The council is being asked to spend an extra £425,000 to build nine affordable homes on the land - seven would be made available for sale, with the other two being offered for rent.
The second phase of the work comprises 58 units, and the council’s lead officer Dale Gagen told the meeting that all but 10 of the 54 homes being built as part of phase one had already been sold.
He said: “If you go back a long time, the land was a brownfield site that had been left derelict for some time. If you look at the homes built in phase one, they are spacious, high-quality homes.
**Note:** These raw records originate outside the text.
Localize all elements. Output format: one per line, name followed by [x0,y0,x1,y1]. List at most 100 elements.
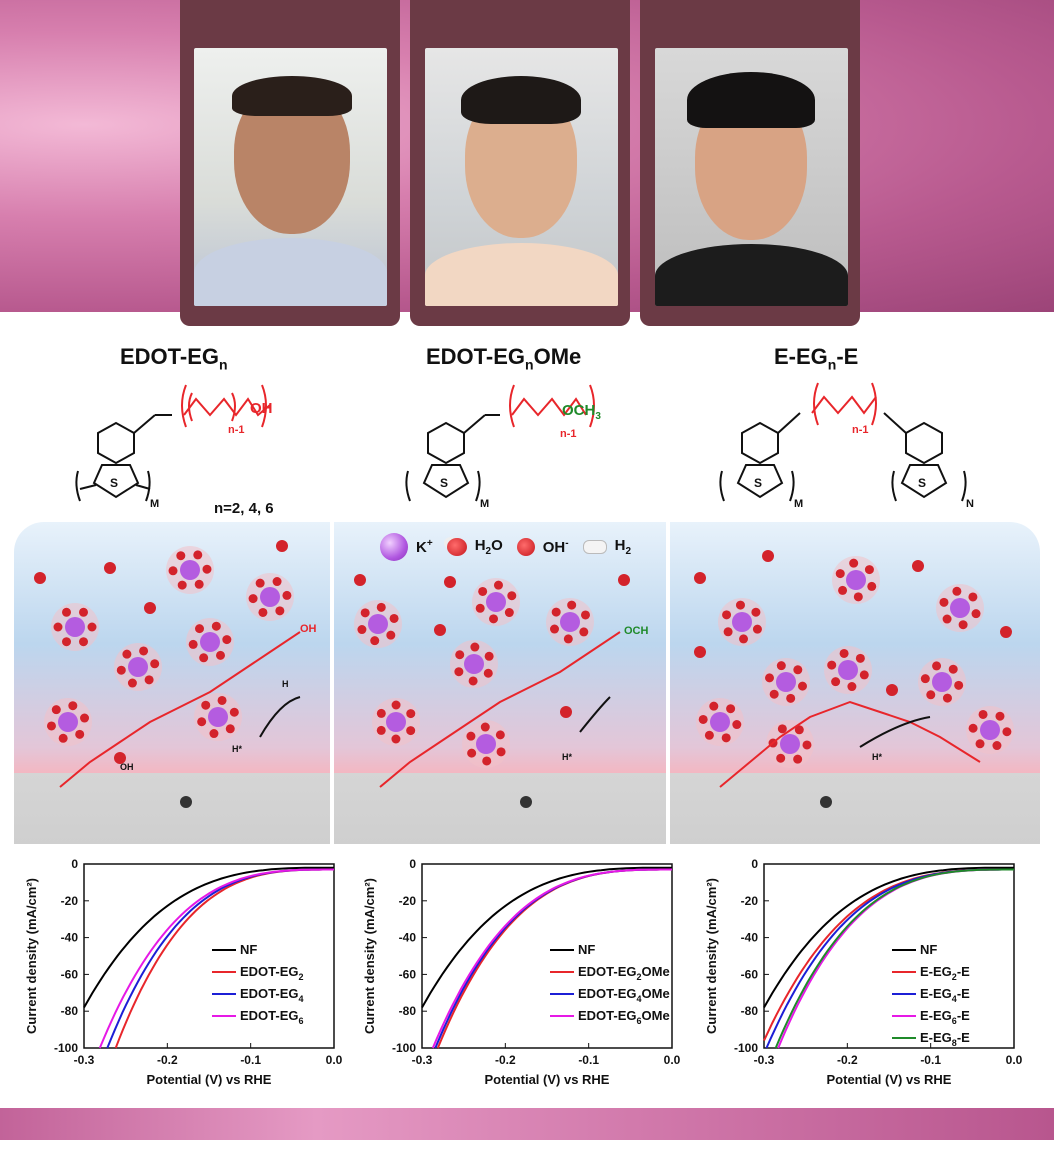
divider-1 [331,522,334,844]
hydrogen-label: H2 [614,537,632,557]
x-tick-label: -0.3 [412,1053,433,1067]
panel-1-title-text: EDOT-EG [120,344,220,369]
x-tick-label: -0.3 [74,1053,95,1067]
scene-2-och3-label: OCH [624,625,649,637]
legend-label: NF [578,942,595,957]
hydrated-k-ion [450,640,498,688]
y-tick-label: -100 [734,1041,758,1055]
legend-label: EDOT-EG2 [240,964,304,982]
hydrated-k-ion [966,706,1014,754]
hydrated-k-ion [194,693,242,741]
panel-3-title-tail: -E [836,344,859,369]
free-hydroxide-ions [34,540,1012,764]
series-line [431,868,672,1049]
y-tick-label: -60 [61,967,79,981]
legend-label: NF [920,942,937,957]
hydrated-k-ion [766,720,814,768]
y-tick-label: -20 [399,894,417,908]
hydroxide-dot [694,646,706,658]
structure-3-n-1: n-1 [852,424,869,436]
structure-1 [75,414,172,502]
plot-1: 0 -20 -40 -60 -80 -100 -0.3 -0.2 -0.1 0.0 Potentia… [14,857,344,1098]
panel-1-title: EDOT-EGn [120,344,228,372]
series-line [763,866,1014,1008]
x-tick-label: 0.0 [664,1053,681,1067]
y-axis-title: Current density (mA/cm²) [704,878,719,1034]
structure-3-m-label: M [794,498,803,510]
y-axis-title: Current density (mA/cm²) [362,878,377,1034]
hydrated-k-ion [372,698,420,746]
scene-2 [334,522,666,844]
x-tick-label: 0.0 [326,1053,343,1067]
structure-2-n-1: n-1 [560,428,577,440]
svg-text:S: S [918,476,926,490]
svg-text:OCH3: OCH3 [562,402,601,422]
legend-label: EDOT-EG2OMe [578,964,670,982]
hydroxide-dot [444,576,456,588]
chain-2 [379,631,621,788]
y-tick-label: -40 [61,931,79,945]
hydroxide-dot [1000,626,1012,638]
y-tick-label: -20 [741,894,759,908]
y-tick-label: -80 [741,1004,759,1018]
structure-1-m-label: M [150,498,159,510]
hydroxide-dot [694,572,706,584]
hydrated-k-ion [114,643,162,691]
x-tick-label: -0.2 [495,1053,516,1067]
hydroxide-dot [34,572,46,584]
legend-label: EDOT-EG4OMe [578,986,670,1004]
plot-frame [763,863,1015,1049]
y-tick-label: -60 [741,967,759,981]
y-axis-title: Current density (mA/cm²) [24,878,39,1034]
x-tick-label: -0.1 [578,1053,599,1067]
hydroxide-dot [434,624,446,636]
author-photo-3 [655,48,848,306]
hydroxide-label: OH- [542,538,569,556]
scene-2-hstar: H* [562,752,572,762]
panel-2-title-text: EDOT-EG [426,344,526,369]
y-tick-label: -100 [54,1041,78,1055]
structure-2-och3-sub: 3 [595,411,601,422]
scene-3-hstar: H* [872,752,882,762]
structure-1-oh: OH [250,400,273,417]
electron-1-icon [180,796,192,808]
scene-1-h2: H [282,679,289,689]
legend-label: EDOT-EG6OMe [578,1008,670,1026]
hydrated-k-ion [462,720,510,768]
y-tick-label: 0 [409,857,416,871]
x-tick-label: -0.2 [157,1053,178,1067]
hydroxide-dot [114,752,126,764]
legend-label: E-EG2-E [920,964,970,982]
y-tick-label: 0 [71,857,78,871]
hydroxide-dot [886,684,898,696]
plot-2: 0 -20 -40 -60 -80 -100 -0.3 -0.2 -0.1 0.0 Potentia… [352,857,682,1098]
structure-3-n-label: N [966,498,974,510]
panel-2-title: EDOT-EGnOMe [426,344,581,372]
panel-1-title-sub: n [219,356,228,373]
hydrated-k-ion [824,646,872,694]
y-tick-label: 0 [751,857,758,871]
hydroxide-dot [276,540,288,552]
x-tick-label: -0.1 [240,1053,261,1067]
k-ion-icon [380,533,408,561]
hydrated-k-ion [166,546,214,594]
series-line [774,868,1014,1049]
hydrated-k-ion [186,618,234,666]
k-ion-label: K+ [416,538,433,556]
hydrated-k-ion [472,578,520,626]
hydrated-k-ion [762,658,810,706]
series-line [421,866,672,1008]
hydroxide-icon [516,538,535,556]
chain-3 [719,700,981,788]
structure-2 [405,414,500,502]
structure-3 [719,412,967,502]
plot-2-svg: 0 -20 -40 -60 -80 -100-0.3 -0.2 -0.1 0.0 Potentia… [362,857,681,1087]
bottom-banner [0,1108,1054,1140]
series-line [83,866,334,1008]
hydrated-k-ion [246,573,294,621]
hydrated-k-ion [546,598,594,646]
scene-1-oh-label: OH [300,623,317,635]
hydroxide-dot [354,574,366,586]
svg-text:S: S [754,476,762,490]
species-legend: K+ H2O OH- H2 [380,532,631,562]
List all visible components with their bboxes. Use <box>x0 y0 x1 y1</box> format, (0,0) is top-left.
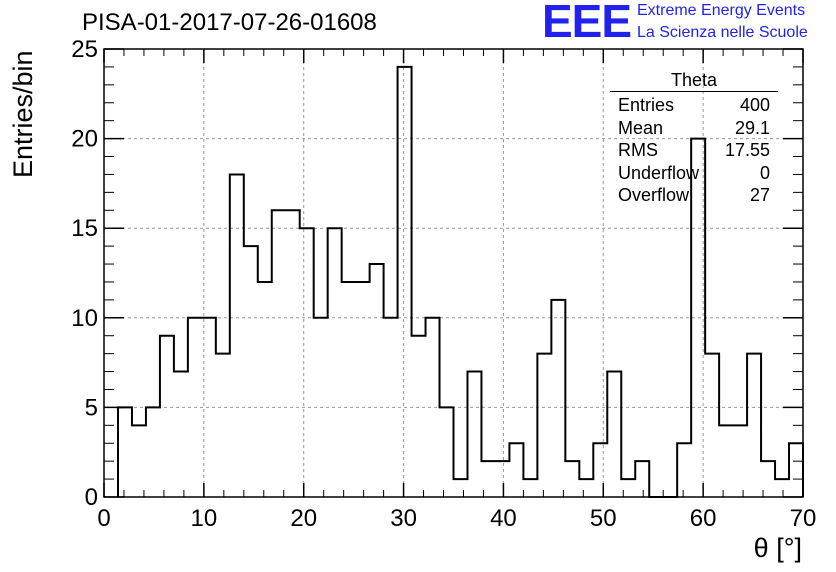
histogram-bin <box>328 228 342 497</box>
histogram-bin <box>272 210 286 497</box>
x-tick-label: 70 <box>790 505 817 532</box>
stats-value: 29.1 <box>734 117 770 138</box>
histogram-bin <box>132 425 146 497</box>
brand-block: EEE Extreme Energy Events La Scienza nel… <box>542 0 832 47</box>
histogram-bin <box>314 318 328 497</box>
histogram-bin <box>286 210 300 497</box>
x-tick-label: 10 <box>191 505 218 532</box>
stats-box: Theta Entries 400 Mean 29.1 RMS 17.55 Un… <box>610 70 778 207</box>
histogram-bin <box>202 318 216 497</box>
histogram-bin <box>230 174 244 497</box>
tick-labels: 0 10 20 30 40 50 60 70 0 5 10 15 20 25 <box>71 36 816 532</box>
y-tick-label: 10 <box>71 305 98 332</box>
histogram-bin <box>775 479 789 497</box>
histogram-bin <box>384 318 398 497</box>
histogram-bin <box>398 67 412 497</box>
brand-logo: EEE <box>542 0 632 47</box>
stats-value: 27 <box>749 185 770 205</box>
y-axis-label-text: Entries/bin <box>8 50 38 178</box>
histogram-series <box>116 65 804 498</box>
stats-value: 0 <box>759 162 770 183</box>
stats-title: Theta <box>610 70 778 92</box>
x-tick-label: 40 <box>490 505 517 532</box>
histogram-bin <box>216 354 230 497</box>
stats-label: Overflow <box>618 185 690 205</box>
histogram-bin <box>635 461 649 497</box>
histogram-bin <box>495 461 509 497</box>
y-axis-label: Entries/bin <box>8 50 39 178</box>
x-tick-label: 60 <box>690 505 717 532</box>
histogram-bin <box>789 443 803 497</box>
histogram-bin <box>509 443 523 497</box>
axis-ticks <box>103 48 804 498</box>
histogram-bin <box>426 318 440 497</box>
stats-row-mean: Mean 29.1 <box>610 117 778 140</box>
histogram-bin <box>412 336 426 497</box>
plot-frame-rect <box>103 48 804 498</box>
x-tick-label: 20 <box>290 505 317 532</box>
histogram-bin <box>174 372 188 497</box>
histogram-bin <box>118 407 132 497</box>
histogram-outline <box>116 65 804 498</box>
histogram-bin <box>160 336 174 497</box>
histogram-bin <box>719 425 733 497</box>
histogram-bin <box>537 354 551 497</box>
histogram-bin <box>356 282 370 497</box>
x-tick-label: 0 <box>97 505 110 532</box>
histogram-bin <box>342 282 356 497</box>
histogram-bin <box>579 479 593 497</box>
histogram-bin <box>565 461 579 497</box>
histogram-bin <box>551 300 565 497</box>
histogram-bin <box>258 282 272 497</box>
histogram-bin <box>146 407 160 497</box>
histogram-bin <box>523 479 537 497</box>
histogram-bin <box>747 354 761 497</box>
y-tick-label: 25 <box>71 36 98 63</box>
stats-label: Entries <box>618 95 675 115</box>
stats-label: RMS <box>618 140 658 160</box>
x-tick-label: 50 <box>590 505 617 532</box>
histogram-bin <box>454 479 468 497</box>
y-tick-label: 15 <box>71 215 98 242</box>
histogram-bin <box>705 354 719 497</box>
histogram-bin <box>593 443 607 497</box>
stats-value: 400 <box>739 95 770 115</box>
histogram-bin <box>188 318 202 497</box>
histogram-bin <box>300 228 314 497</box>
stats-label: Mean <box>618 117 664 138</box>
stats-row-entries: Entries 400 <box>610 94 778 117</box>
histogram-bin <box>733 425 747 497</box>
y-tick-label: 5 <box>85 394 98 421</box>
stats-row-underflow: Underflow 0 <box>610 162 778 185</box>
y-tick-label: 20 <box>71 126 98 153</box>
stats-row-rms: RMS 17.55 <box>610 139 778 162</box>
stats-value: 17.55 <box>724 140 770 160</box>
plot-frame <box>103 48 804 498</box>
histogram-bin <box>607 372 621 497</box>
x-tick-label: 30 <box>390 505 417 532</box>
stats-row-overflow: Overflow 27 <box>610 184 778 207</box>
chart-title: PISA-01-2017-07-26-01608 <box>82 9 377 36</box>
histogram-bin <box>677 443 691 497</box>
stats-label: Underflow <box>618 162 700 183</box>
histogram-bin <box>244 246 258 497</box>
histogram-bin <box>370 264 384 497</box>
y-tick-label: 0 <box>85 484 98 511</box>
histogram-bin <box>467 372 481 497</box>
x-axis-label: θ [°] <box>753 533 802 563</box>
grid-lines <box>104 49 803 497</box>
brand-line-2: La Scienza nelle Scuole <box>637 24 808 41</box>
histogram-bin <box>440 407 454 497</box>
brand-line-1: Extreme Energy Events <box>637 2 806 19</box>
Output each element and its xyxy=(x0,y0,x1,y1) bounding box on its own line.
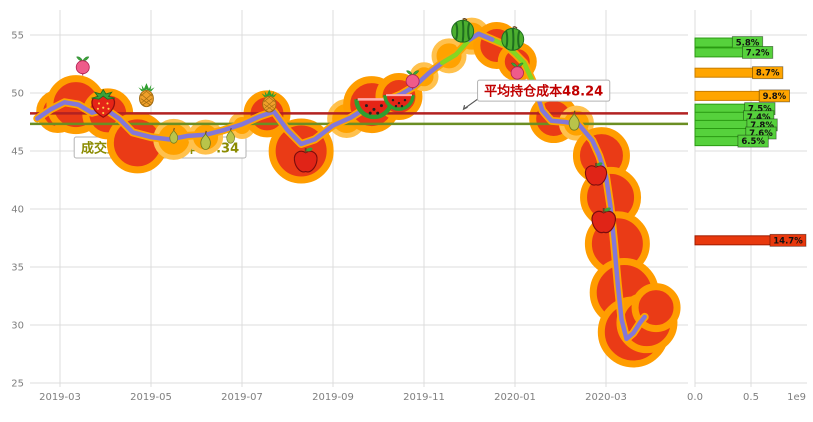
volume-bar-label-box xyxy=(758,89,791,103)
avg-cost-label: 平均持仓成本48.24 xyxy=(462,79,611,111)
price-line xyxy=(467,31,495,42)
callout-text: 平均持仓成本48.24 xyxy=(484,84,603,100)
price-line-halo xyxy=(33,29,649,343)
volume-bar-label: 14.7% xyxy=(773,236,803,246)
price-line-group xyxy=(33,29,649,343)
y-tick-label: 50 xyxy=(11,89,24,100)
annotations-front: 平均持仓成本48.24 xyxy=(462,79,611,111)
volume-bar-label: 7.8% xyxy=(750,121,774,131)
volume-bar-label: 7.2% xyxy=(746,48,770,58)
volume-bar xyxy=(694,90,763,101)
radish-icon xyxy=(75,56,90,76)
volume-bar-label: 7.6% xyxy=(749,129,773,139)
x-tick-label: 2019-03 xyxy=(39,392,81,403)
x-tick-label: 2019-05 xyxy=(130,392,172,403)
volume-blobs xyxy=(36,17,681,368)
x-tick-label: 2019-09 xyxy=(312,392,354,403)
y-tick-label: 45 xyxy=(11,147,24,158)
axis-scale-note: 1e9 xyxy=(787,392,806,403)
volume-bar-label: 8.7% xyxy=(756,69,780,79)
volume-bar-label: 7.5% xyxy=(748,105,772,115)
volume-bar xyxy=(694,136,742,147)
y-tick-label: 40 xyxy=(11,205,24,216)
volume-bar-label: 6.5% xyxy=(741,137,765,147)
volume-bar-label: 9.8% xyxy=(763,92,787,102)
watermelon-slice-icon xyxy=(383,93,415,111)
pineapple-icon xyxy=(137,82,156,108)
volume-bar-label-box xyxy=(737,134,769,148)
x-tick-label: 2020-01 xyxy=(494,392,536,403)
volume-bar xyxy=(694,37,736,48)
volume-bar xyxy=(694,67,756,78)
x-tick-label: 2019-07 xyxy=(221,392,263,403)
x-tick-label: 2020-03 xyxy=(585,392,627,403)
callout-box xyxy=(477,79,611,102)
y-tick-label: 30 xyxy=(11,321,24,332)
volume-bar-label: 7.4% xyxy=(747,113,771,123)
y-tick-label: 25 xyxy=(11,379,24,390)
x-tick-label: 0.5 xyxy=(743,392,759,403)
y-tick-label: 35 xyxy=(11,263,24,274)
y-tick-label: 55 xyxy=(11,31,24,42)
x-tick-label: 0.0 xyxy=(687,392,703,403)
volume-bar-label: 5.8% xyxy=(736,39,760,49)
volume-bar-label-box xyxy=(752,66,784,80)
volume-bar-label-box xyxy=(769,233,807,247)
callout-arrow xyxy=(462,98,478,111)
volume-bar xyxy=(694,47,746,58)
axis-labels: 25 30 35 40 45 50 55 2019-03 2019-05 2019-07 2019-… xyxy=(11,31,806,404)
x-tick-label: 2019-11 xyxy=(403,392,445,403)
side-volume-bars: 5.8%7.2% 8.7% 9.8% 7.5%7.4%7.8%7.6%6.5% 14.7… xyxy=(694,36,807,247)
price-line xyxy=(35,31,647,342)
volume-bar-label-box xyxy=(742,46,774,59)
Phase two will include a different mix of homes, and interest has already been registered in 30 of the units.”
Alistair Beales, portfolio holder for regeneration, said the “finished result was very pleasing and the homes were selling well. I think it’s a ‘win-win’”.
Panel member Judy Collingham added: “I can think of no better way for the council to spend its money than by raising such once dreadful sites from the dead. We desperately need new homes.”
The council’s chief executive Ray Harding said it was the most difficult regeneration site he had come across, and added: “It’s important that we’ve got something going, and we need to keep that development going. It is creating a new market in South Lynn for housing.”
The members agreed to support Mr Beales’ preferred option to continue with the project and build the affordable units.
The borough council has led the redevelopment of the NORA since its inception in 1998. The project aims to deliver the comprehensive regeneration of an area of around 53 hectares of underused and derelict land extending from Boal street to the A47 adjacent to South Lynn.